The existing regulatory framework governing pipeline permitting has restricted the country’s ability to fully capitalize on the benefits of natural gas. Procedural inadequacies delay an already lengthy approval process, which further limits access to natural gas in certain regions of the country. President Trump’s April 10 executive order on energy infrastructure will help reduce unnecessary and burdensome regulatory barriers by directing federal agencies to clarify and improve existing processes, guidance and regulations.
With national demand for natural gas continuing to climb steadily, it is imperative that the pipeline permitting and approval process be predictable and efficient. For instance, President Trump’s executive order directs the Environmental Protection Agency to review and revise, as necessary, water quality certification guidance and regulations issued under Section 401 of the Clean Water Act. The Clean Water Act should not be used as a means to block the construction of interstate pipelines and limit access to natural gas – such abuse results in reduced job growth and economic development, lost revenue and increased consumer energy prices.

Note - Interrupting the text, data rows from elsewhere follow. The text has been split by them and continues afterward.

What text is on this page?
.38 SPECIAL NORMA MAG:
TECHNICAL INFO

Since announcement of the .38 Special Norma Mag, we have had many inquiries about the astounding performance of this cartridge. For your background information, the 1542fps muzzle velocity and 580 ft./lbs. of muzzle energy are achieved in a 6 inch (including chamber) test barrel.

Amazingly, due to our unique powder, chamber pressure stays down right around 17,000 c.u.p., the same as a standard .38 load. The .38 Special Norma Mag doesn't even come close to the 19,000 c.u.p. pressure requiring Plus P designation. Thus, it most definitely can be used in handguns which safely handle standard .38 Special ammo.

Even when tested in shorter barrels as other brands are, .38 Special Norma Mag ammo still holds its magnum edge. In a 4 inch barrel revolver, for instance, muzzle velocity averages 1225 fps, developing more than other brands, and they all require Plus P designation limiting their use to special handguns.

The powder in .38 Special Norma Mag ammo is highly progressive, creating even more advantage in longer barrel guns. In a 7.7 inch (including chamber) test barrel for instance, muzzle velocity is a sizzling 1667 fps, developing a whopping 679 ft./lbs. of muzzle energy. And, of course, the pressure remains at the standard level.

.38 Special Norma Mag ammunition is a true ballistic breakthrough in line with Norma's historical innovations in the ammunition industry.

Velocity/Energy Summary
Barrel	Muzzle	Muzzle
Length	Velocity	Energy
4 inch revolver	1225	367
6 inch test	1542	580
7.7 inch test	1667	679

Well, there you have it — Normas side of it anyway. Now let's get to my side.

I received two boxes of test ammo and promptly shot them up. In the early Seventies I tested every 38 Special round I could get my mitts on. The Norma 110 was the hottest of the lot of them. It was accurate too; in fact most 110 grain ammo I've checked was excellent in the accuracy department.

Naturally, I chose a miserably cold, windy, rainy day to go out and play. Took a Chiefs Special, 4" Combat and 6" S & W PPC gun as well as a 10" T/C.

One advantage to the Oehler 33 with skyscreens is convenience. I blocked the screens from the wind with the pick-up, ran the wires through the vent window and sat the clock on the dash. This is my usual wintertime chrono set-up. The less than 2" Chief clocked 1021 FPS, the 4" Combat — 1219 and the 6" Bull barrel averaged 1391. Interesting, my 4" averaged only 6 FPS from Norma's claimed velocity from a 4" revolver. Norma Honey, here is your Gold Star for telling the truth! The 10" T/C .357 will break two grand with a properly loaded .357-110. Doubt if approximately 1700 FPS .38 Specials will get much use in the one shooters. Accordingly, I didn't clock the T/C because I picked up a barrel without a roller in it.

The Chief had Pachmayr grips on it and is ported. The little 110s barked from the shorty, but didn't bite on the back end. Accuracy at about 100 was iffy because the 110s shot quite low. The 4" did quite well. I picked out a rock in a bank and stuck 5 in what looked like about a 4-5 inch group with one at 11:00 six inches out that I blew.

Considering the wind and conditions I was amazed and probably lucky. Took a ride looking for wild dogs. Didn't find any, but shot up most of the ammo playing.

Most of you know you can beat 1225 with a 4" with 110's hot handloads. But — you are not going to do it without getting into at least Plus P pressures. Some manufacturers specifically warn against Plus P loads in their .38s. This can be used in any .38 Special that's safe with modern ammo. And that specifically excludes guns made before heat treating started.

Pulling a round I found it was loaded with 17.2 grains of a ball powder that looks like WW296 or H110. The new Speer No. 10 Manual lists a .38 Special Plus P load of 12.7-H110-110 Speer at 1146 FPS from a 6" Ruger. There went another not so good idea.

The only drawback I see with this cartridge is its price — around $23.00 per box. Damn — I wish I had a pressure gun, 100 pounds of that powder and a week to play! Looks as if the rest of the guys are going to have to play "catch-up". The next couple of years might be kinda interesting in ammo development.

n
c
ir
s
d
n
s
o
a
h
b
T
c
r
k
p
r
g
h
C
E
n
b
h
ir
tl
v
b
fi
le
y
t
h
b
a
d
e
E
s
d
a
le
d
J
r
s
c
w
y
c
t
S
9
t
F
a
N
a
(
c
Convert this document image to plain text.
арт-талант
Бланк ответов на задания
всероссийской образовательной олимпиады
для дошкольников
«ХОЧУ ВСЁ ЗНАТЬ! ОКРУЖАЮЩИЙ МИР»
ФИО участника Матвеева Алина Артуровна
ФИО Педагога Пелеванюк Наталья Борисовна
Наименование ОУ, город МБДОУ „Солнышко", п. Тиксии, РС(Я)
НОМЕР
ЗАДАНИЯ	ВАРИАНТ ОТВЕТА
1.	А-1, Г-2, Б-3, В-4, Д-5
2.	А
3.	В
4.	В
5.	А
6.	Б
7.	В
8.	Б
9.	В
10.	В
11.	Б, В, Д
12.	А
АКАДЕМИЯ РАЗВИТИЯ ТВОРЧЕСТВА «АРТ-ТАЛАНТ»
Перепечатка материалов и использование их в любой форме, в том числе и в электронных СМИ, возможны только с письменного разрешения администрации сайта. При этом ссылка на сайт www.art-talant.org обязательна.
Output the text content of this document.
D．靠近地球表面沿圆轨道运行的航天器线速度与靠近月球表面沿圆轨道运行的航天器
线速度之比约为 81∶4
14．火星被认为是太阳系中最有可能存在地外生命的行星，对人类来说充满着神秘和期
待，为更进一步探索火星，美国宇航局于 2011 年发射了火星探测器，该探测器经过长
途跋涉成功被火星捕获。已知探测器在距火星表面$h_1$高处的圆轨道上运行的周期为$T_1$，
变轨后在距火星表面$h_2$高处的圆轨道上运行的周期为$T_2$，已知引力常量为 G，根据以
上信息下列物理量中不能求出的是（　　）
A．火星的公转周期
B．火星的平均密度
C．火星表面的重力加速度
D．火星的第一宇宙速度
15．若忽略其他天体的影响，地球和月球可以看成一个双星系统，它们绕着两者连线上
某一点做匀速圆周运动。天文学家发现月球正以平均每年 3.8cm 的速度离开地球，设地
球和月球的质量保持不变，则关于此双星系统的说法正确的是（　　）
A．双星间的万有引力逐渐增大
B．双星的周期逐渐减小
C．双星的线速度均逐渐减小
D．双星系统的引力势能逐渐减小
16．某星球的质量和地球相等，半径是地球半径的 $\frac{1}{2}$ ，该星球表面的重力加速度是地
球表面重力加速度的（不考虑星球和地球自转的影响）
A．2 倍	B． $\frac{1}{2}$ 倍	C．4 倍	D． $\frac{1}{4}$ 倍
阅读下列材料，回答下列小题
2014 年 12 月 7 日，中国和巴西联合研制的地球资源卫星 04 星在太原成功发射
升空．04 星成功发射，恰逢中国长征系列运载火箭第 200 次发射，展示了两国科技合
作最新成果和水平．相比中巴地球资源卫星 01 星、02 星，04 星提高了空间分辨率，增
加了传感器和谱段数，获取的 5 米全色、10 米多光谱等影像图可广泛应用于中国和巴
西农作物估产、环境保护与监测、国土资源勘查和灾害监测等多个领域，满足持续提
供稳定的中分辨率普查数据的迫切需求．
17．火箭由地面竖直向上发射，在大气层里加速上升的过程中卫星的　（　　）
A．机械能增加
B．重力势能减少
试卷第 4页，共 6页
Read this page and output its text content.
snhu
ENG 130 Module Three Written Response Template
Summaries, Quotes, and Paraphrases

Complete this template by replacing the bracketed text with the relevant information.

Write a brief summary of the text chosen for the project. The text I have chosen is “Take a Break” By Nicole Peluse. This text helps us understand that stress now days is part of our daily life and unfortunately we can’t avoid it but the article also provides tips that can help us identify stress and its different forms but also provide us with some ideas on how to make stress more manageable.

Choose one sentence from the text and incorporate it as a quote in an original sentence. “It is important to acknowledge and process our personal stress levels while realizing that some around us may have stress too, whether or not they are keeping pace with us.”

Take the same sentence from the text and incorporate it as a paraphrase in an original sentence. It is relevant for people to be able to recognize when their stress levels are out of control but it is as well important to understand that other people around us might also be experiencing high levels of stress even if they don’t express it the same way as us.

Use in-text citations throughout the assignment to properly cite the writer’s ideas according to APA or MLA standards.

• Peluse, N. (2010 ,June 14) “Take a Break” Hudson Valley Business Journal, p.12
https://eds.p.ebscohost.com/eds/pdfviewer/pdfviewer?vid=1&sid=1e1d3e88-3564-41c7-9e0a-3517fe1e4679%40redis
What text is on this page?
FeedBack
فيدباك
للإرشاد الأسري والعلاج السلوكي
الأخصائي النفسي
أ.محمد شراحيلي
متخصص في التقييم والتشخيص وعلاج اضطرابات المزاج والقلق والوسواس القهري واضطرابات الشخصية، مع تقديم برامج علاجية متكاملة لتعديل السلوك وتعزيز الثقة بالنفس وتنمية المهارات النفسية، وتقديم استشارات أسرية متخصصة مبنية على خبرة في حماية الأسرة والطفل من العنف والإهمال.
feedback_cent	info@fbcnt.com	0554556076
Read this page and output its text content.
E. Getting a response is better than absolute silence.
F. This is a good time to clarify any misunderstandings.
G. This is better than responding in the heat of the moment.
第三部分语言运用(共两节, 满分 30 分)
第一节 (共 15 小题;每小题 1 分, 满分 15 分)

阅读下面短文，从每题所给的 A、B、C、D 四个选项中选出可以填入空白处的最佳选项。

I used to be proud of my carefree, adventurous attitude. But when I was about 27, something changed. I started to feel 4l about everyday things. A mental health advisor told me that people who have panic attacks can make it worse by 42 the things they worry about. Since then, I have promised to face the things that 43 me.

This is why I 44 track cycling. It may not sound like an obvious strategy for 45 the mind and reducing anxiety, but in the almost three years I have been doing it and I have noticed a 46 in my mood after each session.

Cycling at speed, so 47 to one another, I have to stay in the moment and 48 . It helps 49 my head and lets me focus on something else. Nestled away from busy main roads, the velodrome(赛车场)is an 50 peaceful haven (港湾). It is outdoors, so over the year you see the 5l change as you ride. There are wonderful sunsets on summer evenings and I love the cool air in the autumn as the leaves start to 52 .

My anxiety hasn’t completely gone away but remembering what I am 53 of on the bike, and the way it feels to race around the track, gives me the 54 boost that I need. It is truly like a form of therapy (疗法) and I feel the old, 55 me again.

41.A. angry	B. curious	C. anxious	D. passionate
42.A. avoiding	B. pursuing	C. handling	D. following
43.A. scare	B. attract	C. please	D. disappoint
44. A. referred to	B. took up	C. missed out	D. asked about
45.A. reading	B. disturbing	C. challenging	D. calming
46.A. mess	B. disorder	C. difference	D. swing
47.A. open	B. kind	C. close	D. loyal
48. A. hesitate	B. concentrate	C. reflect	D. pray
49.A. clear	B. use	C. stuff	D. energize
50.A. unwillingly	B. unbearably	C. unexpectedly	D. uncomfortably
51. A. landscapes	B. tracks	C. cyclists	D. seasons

Educating policymakers and key influencers on the many benefits of natural gas infrastructure is one of INGAA’s top priorities. At the same time, INGAA advocates for improvements to the pipeline permitting process to allow for both the safe and efficient construction of interstate natural gas pipelines.
In fact, these two priorities go hand in hand with another key focus for INGAA and our members. Collectively, we support the updating of the Pipeline and Hazardous Materials Safety Administration’s (PHMSA’s) pipeline safety rules. INGAA member companies continuously undertake enhancements to safety measures, and overall industry efforts demonstrate an unwavering commitment to pipeline safety. However, the existing pipeline safety regulations are outdated and do not reflect the technologies now available to pipeline operators. In March, INGAA wrote about the bipartisan and cross-industry support to modernize PHMSA’s pipeline safety rules as soon as possible.
The reauthorization of the Pipeline Safety Act and completion of pending updates to PHMSA rules will bring pipeline safety regulations into the 21st century. These updates will allow for the implementation of more advanced safety techniques, such as state-of-the-art inspection tools that can evaluate pipeline conditions and identify pipes in need of repair or replacement.
Aligning federal regulations and leading industry practices will make pipeline operations safer, more reliable and more environmentally sound. Together, President Trump’s executive order on infrastructure permitting and the passage of new PHMSA pipeline safety regulations will jumpstart economic activity while safely affording more Americans the financial and environmental benefits of natural gas.